Conservation organisation Wild Africa is pressing Nigeria to accelerate the passage of landmark wildlife legislation and strengthen enforcement against traffickers, as new data reveals the devastating scale of the global pangolin trade.
Nigeria, which was linked to 55 percent of pangolin scale seizures worldwide between 2016 and 2019, has become one of the most critical pressure points in the fight to save the world’s most trafficked mammal.
Despite a 2016 international ban on commercial trade, demand from Asian markets where pangolin scales are prized in traditional medicine and the meat considered a delicacy, continues to fuel a thriving black market.
A l global report released late last year, Conservation Status, Trade and Enforcement Efforts for Pangolins, found that more than 530,000 individual pangolins were implicated in 2,222 illegal trade seizures between 2016 and 2024, with scales accounting for 99 percent of all confiscated parts. The report, prepared by the IUCN Species Survival Commission Pangolin Specialist Group for the CITES Secretariat, drew on submissions from 32 member states and warned that demand continues to drive exploitation across Africa despite existing prohibitions.
“Nigeria is a custodian of precious biodiversity, but our pangolins are being trafficked into extinction,” said Dr. Mark Ofua, Wild Africa’s West Africa spokesperson. “This World Pangolin Day, let’s make history for the right reasons.”
The group is calling on President Bola Tinubu to sign the Endangered Species Conservation and Protection Bill, introduced in early 2024, which would impose significantly harsher penalties for wildlife trafficking. The bill is currently awaiting presidential approval after clearing the National Assembly.
Nigeria’s enforcement agencies have notched some notable wins. The Nigeria Customs Service arrested a suspected pangolin scale broker in December 2024, seizing 2.179 tonnes of scales, the equivalent of roughly 1,100 animals. Since July 2021, the service and its partners have conducted 16 operations resulting in 35 arrests, 12 convictions, and the seizure of 21,582 tonnes of pangolin scales in total.
Still, conservationists warn that enforcement alone is insufficient given the animals’ biological vulnerability.

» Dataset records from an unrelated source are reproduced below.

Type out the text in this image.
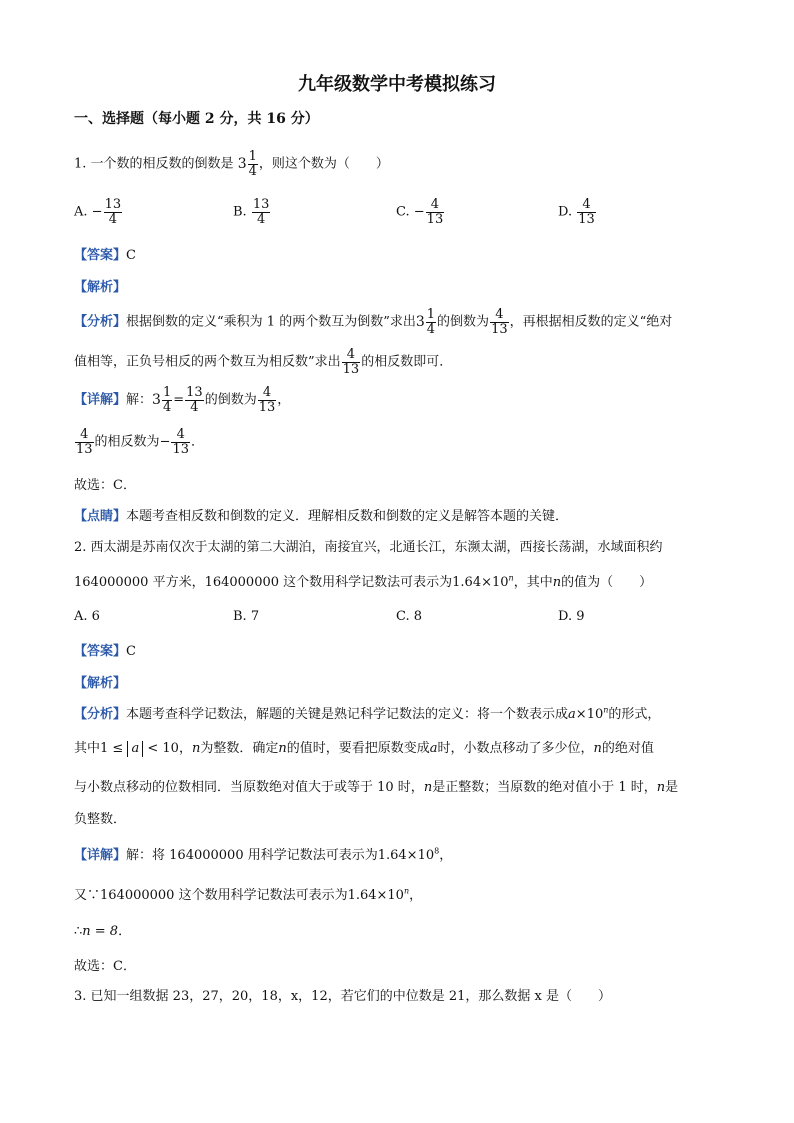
九年级数学中考模拟练习
一、选择题（每小题 2 分，共 16 分）
1. 一个数的相反数的倒数是 $3 \frac{1}{4}$ ，则这个数为（　　）
A. − $\frac{13}{4}$	B. $\frac{13}{4}$	C. − $\frac{4}{13}$	D. $\frac{4}{13}$
【答案】C
【解析】
【分析】根据倒数的定义“乘积为 1 的两个数互为倒数”求出$3 \frac{1}{4}$ 的倒数为 $\frac{4}{13}$ ，再根据相反数的定义“绝对
值相等，正负号相反的两个数互为相反数”求出 $\frac{4}{13}$ 的相反数即可．
【详解】解：$3 \frac{1}{4} = \frac{13}{4}$ 的倒数为 $\frac{4}{13}$ ，
$\frac{4}{13}$ 的相反数为− $\frac{4}{13}$ ．
故选：C．
【点睛】本题考查相反数和倒数的定义．理解相反数和倒数的定义是解答本题的关键．
2. 西太湖是苏南仅次于太湖的第二大湖泊，南接宜兴，北通长江，东濒太湖，西接长荡湖，水域面积约
164000000 平方米，164000000 这个数用科学记数法可表示为$1.64\times 10^n$，其中n的值为（　　）
A. 6	B. 7	C. 8	D. 9
【答案】C
【解析】
【分析】本题考查科学记数法，解题的关键是熟记科学记数法的定义：将一个数表示成$a\times 10^n$的形式，
其中1 ≤ a < 10，n为整数．确定n的值时，要看把原数变成a时，小数点移动了多少位，n的绝对值
与小数点移动的位数相同．当原数绝对值大于或等于 10 时，n是正整数；当原数的绝对值小于 1 时，n是
负整数．
【详解】解：将 164000000 用科学记数法可表示为$1.64\times 10^8$，
又∵164000000 这个数用科学记数法可表示为$1.64\times 10^n$，
∴n = 8．
故选：C．
3. 已知一组数据 23，27，20，18，x，12，若它们的中位数是 21，那么数据 x 是（　　）
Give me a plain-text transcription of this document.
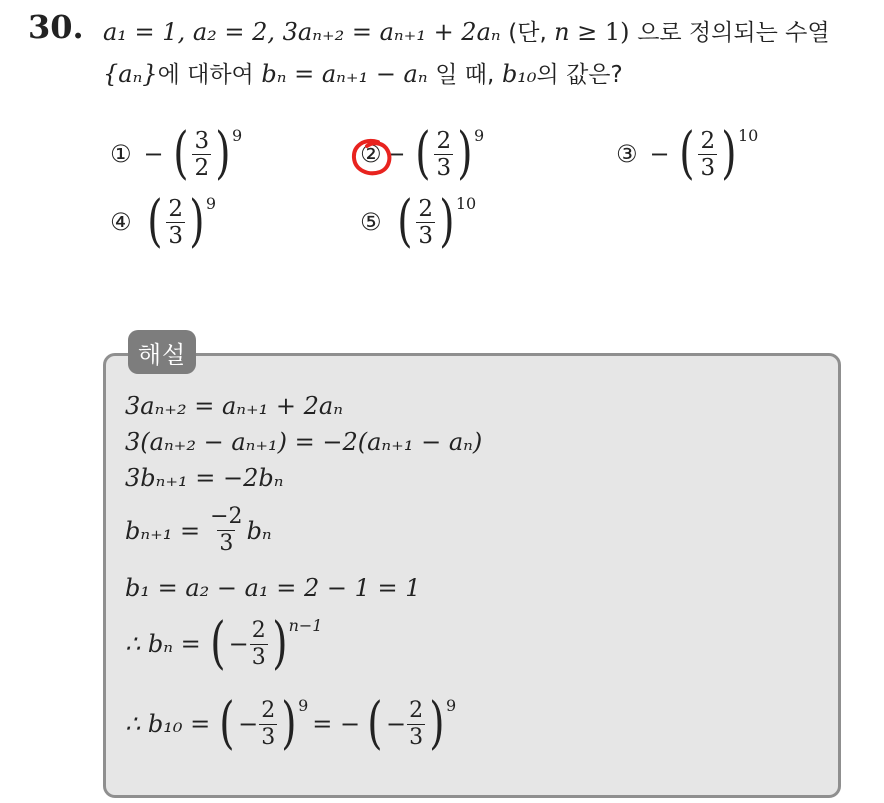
30. a₁ = 1, a₂ = 2, 3aₙ₊₂ = aₙ₊₁ + 2aₙ (단, n ≥ 1) 으로 정의되는 수열
{aₙ}에 대하여 bₙ = aₙ₊₁ − aₙ 일 때, b₁₀의 값은?
① − ( $\frac{3}{2}$ ) 9
② − ( $\frac{2}{3}$ ) 9
③ − ( $\frac{2}{3}$ ) 10
④ ( $\frac{2}{3}$ ) 9
⑤ ( $\frac{2}{3}$ ) 10
해설
3aₙ₊₂ = aₙ₊₁ + 2aₙ
3(aₙ₊₂ − aₙ₊₁) = −2(aₙ₊₁ − aₙ)
3bₙ₊₁ = −2bₙ
$b_{n+1} = \frac{-2}{3}$ bₙ
b₁ = a₂ − a₁ = 2 − 1 = 1
∴ bₙ = ( − $\frac{2}{3}$ ) n−1
∴ b₁₀ = ( − $\frac{2}{3}$ ) 9
= − ( − $\frac{2}{3}$ ) 9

Pangolins have few natural predators but reproduce slowly, making populations highly sensitive to sustained hunting pressure.
“With few natural predators and slow reproduction rates, pangolins cannot sustain human exploitation,” said Peter Knights OBE, CEO of Wild Africa. “Recent changes to reduce the use of scales in China should help, but we need more public awareness and better enforcement in Africa if they are to survive.”
In a broader regional push, West African governments and the IUCN Species Survival Commission announced the first-ever West Africa Regional Pangolin Conservation Action Plan 2026–2056 earlier this year, aimed at coordinating protection measures, population monitoring, and community outreach across range states.
All eight pangolin species are classified as threatened under IUCN criteria. Saturday marks World Pangolin Day, an annual event highlighting the conservation crisis facing the animal.